Last Thursday, at 10:30 in the morning, I came face-to-face with a bear. An actual bear. Mature, enormous, and ten feet away, with a nose I will be thinking about for the rest of my life.
Let me back up.
What the ducks knew before I did
I was out walking the property with my three ducks, who are almost two years old now. They’ve grown up. They know the boundaries of our two and a half acres even without a fence. They’re no longer the toddlers I used to chase out of places they shouldn’t be. So we were just hanging out by the compost pile in the wooded part of the land. They were foraging for worms. I was listening to a podcast and watching them.
And then, all at once, they stood straight up. Those long bottle-necks stretched to full height. Frozen. Every one of them, still as statues, staring at something I couldn’t see.
I didn’t know what it was. But I knew enough to trust it.
So I turned and started leading them out of the woods, back toward the open garden. And as I rounded the corner, there he was.
The pause
Ten feet. Maybe less.
We were both surprised. I think he was as startled as I was. And then we just… stopped. Both of us. I didn’t move. He didn’t move. The ducks hadn’t caught up to my lead yet, so for a moment it was just me and this enormous animal, looking into each other’s eyes.
There was no aggression or fear. And no direction. Just two beings, recognizing each other across a very small distance.
It felt like minutes. It was probably thirty seconds.

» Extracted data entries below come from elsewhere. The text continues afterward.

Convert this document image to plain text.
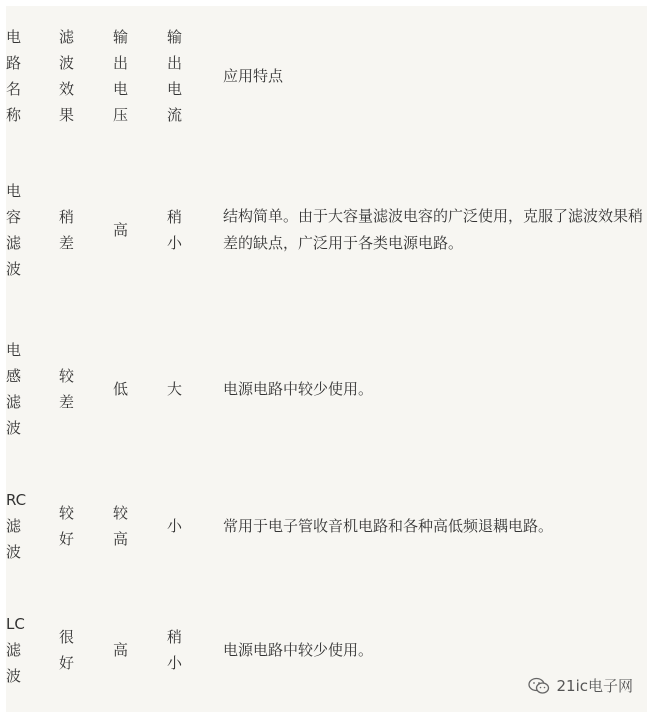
电路名称	滤波效果	输出电压	输出电流	应用特点

电容滤波	稍差	高	稍小	结构简单。由于大容量滤波电容的广泛使用，克服了滤波效果稍差的缺点，广泛用于各类电源电路。

电感滤波	较差	低	大	电源电路中较少使用。

RC滤波	较好	较高	小	常用于电子管收音机电路和各种高低频退耦电路。

LC滤波	很好	高	稍小	电源电路中较少使用。
21ic电子网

I didn’t run. I didn’t perform. I didn’t do anything except stay. Some older, deeper part of me knew that the worst thing I could do was bolt, so I just stood in the pause and let it be what it was.
Then the ducks quacked, waddled out in front of me, and the bear made a sudden U-turn, exit, stage left. I backed up, found my girls, and walked quickly the other way.

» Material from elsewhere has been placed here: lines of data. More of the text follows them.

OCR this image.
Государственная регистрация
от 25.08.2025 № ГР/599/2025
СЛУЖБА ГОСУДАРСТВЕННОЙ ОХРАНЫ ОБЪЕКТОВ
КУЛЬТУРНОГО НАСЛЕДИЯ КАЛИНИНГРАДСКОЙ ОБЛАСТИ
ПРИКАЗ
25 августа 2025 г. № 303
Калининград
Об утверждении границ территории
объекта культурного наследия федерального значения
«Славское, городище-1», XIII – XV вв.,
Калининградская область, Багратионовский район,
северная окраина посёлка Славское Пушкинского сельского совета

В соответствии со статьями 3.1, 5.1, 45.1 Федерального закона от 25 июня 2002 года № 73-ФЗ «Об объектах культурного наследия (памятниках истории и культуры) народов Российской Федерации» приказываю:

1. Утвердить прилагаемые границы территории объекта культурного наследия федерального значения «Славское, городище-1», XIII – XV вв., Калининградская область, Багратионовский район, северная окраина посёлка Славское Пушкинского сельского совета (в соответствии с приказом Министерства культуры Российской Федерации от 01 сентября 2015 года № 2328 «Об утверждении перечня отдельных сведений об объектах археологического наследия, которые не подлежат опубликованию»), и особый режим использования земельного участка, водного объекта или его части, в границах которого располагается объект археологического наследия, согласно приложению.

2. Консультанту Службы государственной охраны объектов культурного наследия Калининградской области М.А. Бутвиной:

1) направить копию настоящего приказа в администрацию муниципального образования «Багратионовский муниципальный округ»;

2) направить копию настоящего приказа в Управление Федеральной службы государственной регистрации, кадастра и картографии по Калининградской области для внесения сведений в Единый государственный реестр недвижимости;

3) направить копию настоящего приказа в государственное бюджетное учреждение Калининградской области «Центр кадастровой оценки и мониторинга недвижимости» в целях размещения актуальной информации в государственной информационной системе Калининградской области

Here’s what I’ve been feeling since
Three things.
The first is that my body knew before my mind did. Or rather, the ducks’ bodies knew, and I was smart enough to trust them. Their necks went up a full minute before I understood why. And the part of me that decided to turn and lead them out wasn’t the thinking part. It was something deeper that doesn’t wait for an explanation.
The second is that what saved me wasn’t action, but stillness. Not running. The staying present with something enormous instead of reacting to it. There’s a kind of power in the pause that we forget about, in a world that rewards the quick move, the fast answer, the immediate reaction. So often, the wisest thing you can do is hold still and let the moment resolve itself.
And the third is that the creatures I went out there to protect were the ones who protected me. I walk with the ducks along partly as a guard, and partly because I love them. But it was their quacking and sudden waddle that broke the spell and sent the bear on his way. The care I give circles back. The ones I tend turned out to be the ones standing between the bear and me.
Why this matters this week
This week, the energy turns. We move out of the heady, fast, mental season and into something deeper and more instinctive. From the head to the gut. From thinking to feeling. From explaining to knowing.
It’s a week to trust the thing in you that knows before you can prove it. The neck that goes up. The freeze. The quiet “turn around now” that arrives without a reason attached.
We’re so trained to override that and wait for evidence. To talk ourselves out of the knowing because we can’t yet justify it. But the ducks didn’t need a reason. They just knew. And because I trusted them, I rounded that corner already moving, instead of standing frozen at the compost pile when the bear arrived.
The belief that won’t survive this week
“I can’t act until I understand why.”
You can. And sometimes you must.
There’s a knowing that lives under your thoughts that’s older than language and faster than logic. You feel it in your body before your mind catches up. It’s the hair on your arms, the pull to leave a room, and the sudden stillness when something isn’t right.
That’s a form of intelligence we’ve been taught to distrust because it doesn’t come with a footnote.
But this week, listen to it. You don’t need to understand why your neck went up. You just need to trust that they did, and move accordingly.
One more thing
I keep thinking about the bear’s eyes. That long moment where neither of us knew what would happen, and nothing did. We just saw each other.
I wasn’t his enemy. He wasn’t mine. We were just two creatures who’d surprised each other in the woods, working out, in real time, without words, that there was no fight here. Only recognition and an agreement to go our separate ways.
I think about how much of life would soften if we could do more of that. Less reacting. More seeing. The willingness to hold still in front of something we don’t understand, and trust that not every encounter needs to become a battle.
The bear went his way. We went ours. The ducks were very pleased with themselves.
And I came back inside more awake than I’ve felt in months.
Jonni
P.S. Next week, everything shifts at once with a Full Moon, a long inward turn, and the start of some deep family and ancestral work. I’ll walk you through it. For now, trust your neck.
P.P.S. The ducks have not stopped talking about it. And neither have I.